Image
Portrait of Jasmin Kennard.
Event Speaker
Jasmin Kennard
CBEE Instructor
Event Type
CBEE Seminar
Date
Event Location
Kelley 1001
Event Description

Insights into material structures and properties from novel computational approaches have the potential to advance technologies and address critical challenges in a wide variety of fields ranging from photonics to healthcare to environmental sustainability. In materials discovery and development, two critical knowledge gaps remain: elucidating the relationship between the chemical building blocks and the structures they form, and the connection between structures and the corresponding properties they exhibit. In this talk, I will present examples from my prior research which have addressed these gaps. First, I will discuss the use of chemistry-agnostic models to examine the self-assembly of nanoparticles into colloidal crystals in both two and three dimensions, in systems mimicking both metallic alloys and salts. I will examine the influence of increasingly disparate particle size on the stability of mixed, bcc-type crystals using a tunable particle–particle interaction model. Second, I will elucidate the failures of equilibrium molecular dynamics to capture the viscous behavior of some complex solutions and discuss the implementation of a novel pathway for estimating the shear viscosity of structured liquids via non-equilibrium all-atom molecular dynamics and demonstrate its efficacy using lauramidopropyl betaine/sodium dodecyl sulfate micellar fluid as a case study.

Speaker Biography

Jasmin Kennard is an incoming instructor in the School of Chemical, Biological and Environmental Engineering at Oregon State University.
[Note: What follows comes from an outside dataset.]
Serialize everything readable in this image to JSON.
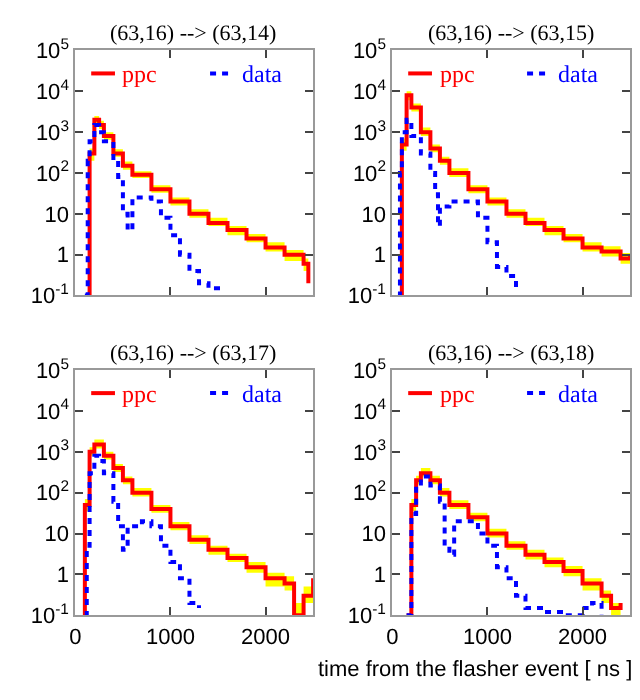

She received a BS in Chemical Engineering from Oregon State University in 2018 and received a PhD in Chemical Engineering from Cornell University in 2024. During her PhD, she worked as an associate at RAND Corporation in the Homeland Security Operational Analysis Center examining how current policy impacts the security of microelectronic supply chains. She also worked on the Polymers team at Schrödinger, Inc. developing improved analysis and solvation pathways for Material Science Maestro software. Her doctoral research focused on high-throughput computational studies of mesoscale self-assembly using chemistry-agnostic models. Specific interests relate to multicomponent systems, and both ordered and solid solution assemblies.